Im Gegensatz zu anderen Kreativen verspürt sie niemals Traurigkeit, wenn sie ein Bild oder eine Collage verkauft. "Das ist für mich doch schön, ich brauche ja auch den Raum, weil ich so schnell arbeite und immer wieder Ideen habe, die ich umsetzen will."
Die Kunst, ihre Arbeit, ist für Friederike Ahrens Leidenschaft, Antrieb, Lebensinhalt. Daneben gibt es wenig, was nicht in irgendeiner Form damit zu tun hat.

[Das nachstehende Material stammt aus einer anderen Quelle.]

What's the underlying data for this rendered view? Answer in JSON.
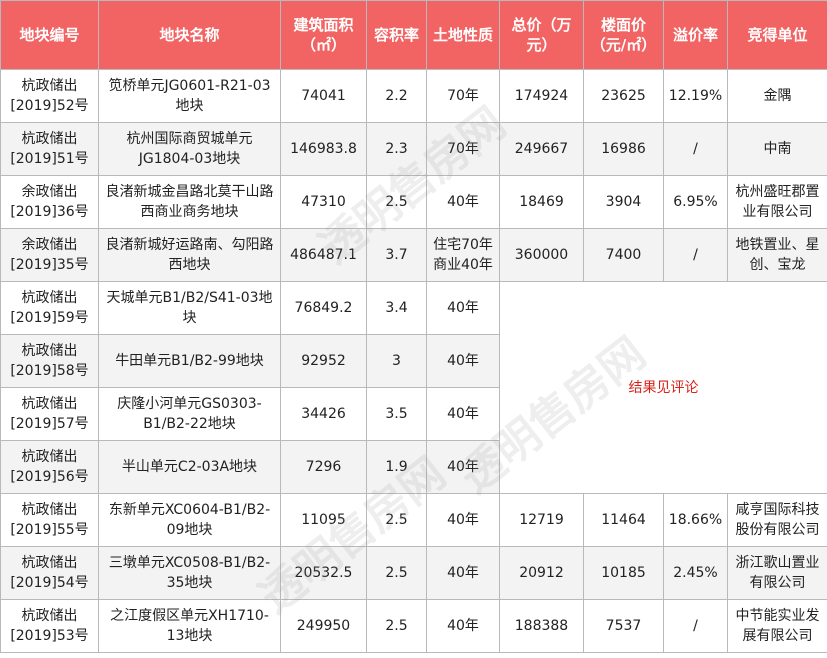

Außer der Pilatesstunde einmal die Woche im Eimsbütteler Turnverband, "nicht in einer von diesen Schickeriabuden", sagt sie, "dieses Training ist mir heilig."
Ebenso achtet die bekennende "Sommer-Radfahrerin" auf ihre gesunde Ernährung, schon immer. "Auch als die Kinder klein waren, gab es bei uns so gut wie nie Fertiggerichte, ich habe ja von zu Hause aus gearbeitet, deshalb konnte ich gut für sie Mittagessen kochen", sagt Ahrens. Und ihre Söhne haben das von ihr übernommen, auch sie legen Wert auf gute Lebensmittel, wenn sie gemeinsam für Freunde kochen. Am liebsten Fisch, den liebt Friederike Ahrens. Und noch viel mehr die kleinen Oasen in der Stadt, die sie bei ihren Abreiß-Streifzügen aufspürt: einen kleinen Imbiss, der jeden Tag ausschließlich Backfisch und Bratkartoffeln verkauft, oder die Bude in Elbnähe, wo es fangfrischen Fisch gibt. "Schreiben Sie bloß nicht die Adressen, dann sind es bald keine Geheimtipps mehr", sagt sie und lacht - laut und rau.

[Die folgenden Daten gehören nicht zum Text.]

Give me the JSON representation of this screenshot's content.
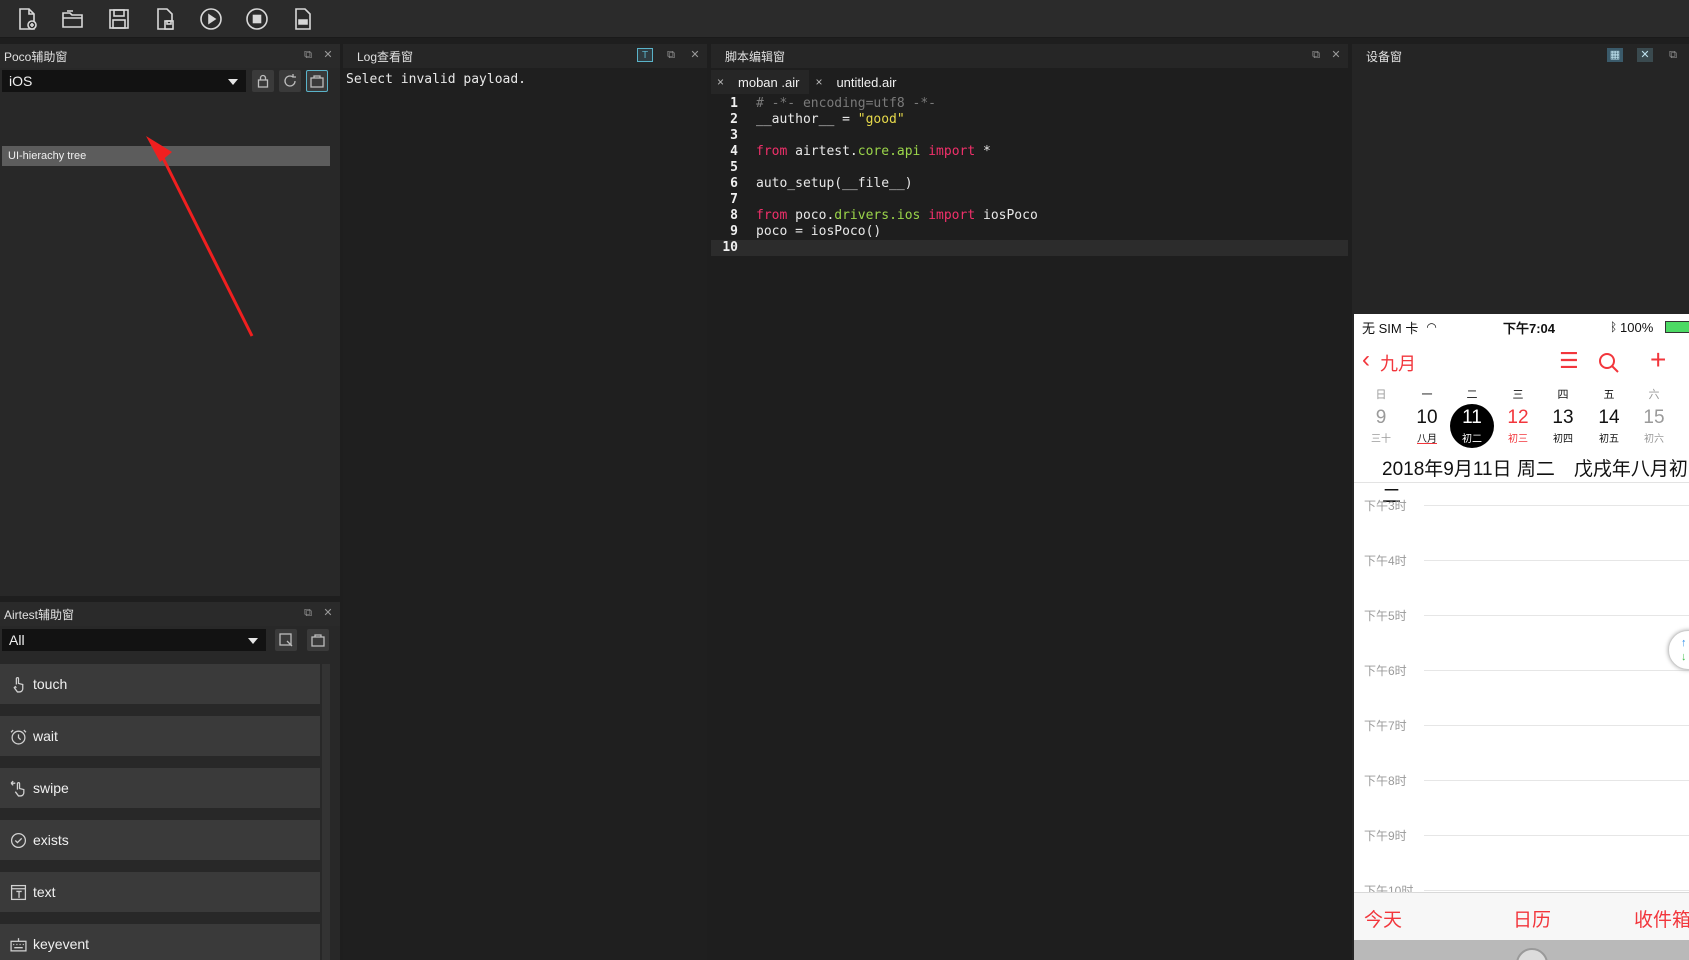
{
  "toolbar": {
    "buttons": [
      "new-file-icon",
      "open-folder-icon",
      "save-icon",
      "save-as-icon",
      "run-icon",
      "stop-icon",
      "log-icon"
    ]
  },
  "poco": {
    "title": "Poco辅助窗",
    "platform": "iOS",
    "tree_item": "UI-hierachy tree"
  },
  "airtest": {
    "title": "Airtest辅助窗",
    "filter": "All",
    "actions": [
      {
        "label": "touch",
        "icon": "hand-icon"
      },
      {
        "label": "wait",
        "icon": "clock-icon"
      },
      {
        "label": "swipe",
        "icon": "swipe-icon"
      },
      {
        "label": "exists",
        "icon": "check-circle-icon"
      },
      {
        "label": "text",
        "icon": "text-icon"
      },
      {
        "label": "keyevent",
        "icon": "keyboard-icon"
      }
    ]
  },
  "log": {
    "title": "Log查看窗",
    "message": "Select invalid payload."
  },
  "editor": {
    "title": "脚本编辑窗",
    "tabs": [
      {
        "label": "moban .air",
        "close": "×"
      },
      {
        "label": "untitled.air",
        "close": "×"
      }
    ],
    "lines": [
      {
        "n": "1",
        "parts": [
          [
            "c-comment",
            "# -*- encoding=utf8 -*-"
          ]
        ]
      },
      {
        "n": "2",
        "parts": [
          [
            "",
            "__author__ = "
          ],
          [
            "c-str",
            "\"good\""
          ]
        ]
      },
      {
        "n": "3",
        "parts": []
      },
      {
        "n": "4",
        "parts": [
          [
            "c-kw",
            "from"
          ],
          [
            "",
            " airtest."
          ],
          [
            "c-mod",
            "core.api"
          ],
          [
            "",
            " "
          ],
          [
            "c-kw",
            "import"
          ],
          [
            "",
            " *"
          ]
        ]
      },
      {
        "n": "5",
        "parts": []
      },
      {
        "n": "6",
        "parts": [
          [
            "",
            "auto_setup(__file__)"
          ]
        ]
      },
      {
        "n": "7",
        "parts": []
      },
      {
        "n": "8",
        "parts": [
          [
            "c-kw",
            "from"
          ],
          [
            "",
            " poco."
          ],
          [
            "c-mod",
            "drivers.ios"
          ],
          [
            "",
            " "
          ],
          [
            "c-kw",
            "import"
          ],
          [
            "",
            " iosPoco"
          ]
        ]
      },
      {
        "n": "9",
        "parts": [
          [
            "",
            "poco = iosPoco()"
          ]
        ]
      },
      {
        "n": "10",
        "parts": []
      }
    ]
  },
  "device": {
    "title": "设备窗",
    "phone": {
      "carrier": "无 SIM 卡",
      "time": "下午7:04",
      "battery": "100%",
      "back_label": "九月",
      "weekdays": [
        "日",
        "一",
        "二",
        "三",
        "四",
        "五",
        "六"
      ],
      "dates": [
        {
          "d": "9",
          "l": "三十"
        },
        {
          "d": "10",
          "l": "八月"
        },
        {
          "d": "11",
          "l": "初二"
        },
        {
          "d": "12",
          "l": "初三"
        },
        {
          "d": "13",
          "l": "初四"
        },
        {
          "d": "14",
          "l": "初五"
        },
        {
          "d": "15",
          "l": "初六"
        }
      ],
      "full_date": "2018年9月11日 周二　戊戌年八月初二",
      "hours": [
        "下午3时",
        "下午4时",
        "下午5时",
        "下午6时",
        "下午7时",
        "下午8时",
        "下午9时",
        "下午10时"
      ],
      "tabs": [
        "今天",
        "日历",
        "收件箱"
      ]
    }
  }
}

Und man merkt: Die Frau gehört nach Hamburg. Nur hierher.
Friederike Lydia Ahrens gibt den roten Faden an Petra Fischbach weiter. Sie ist seit 2002 Geschäftsführerin des Hospizes Hamburg Leuchtfeuer, Vorsitzende der Stiftung und des 2007 gegründeten Leuchtfeuer-Lotsenhauses. "Ich bewundere sie", sagt Ahrens. "Es beeindruckt mich, mit welcher Kraft und Liebe sie diese anspruchsvolle Aufgabe meistert."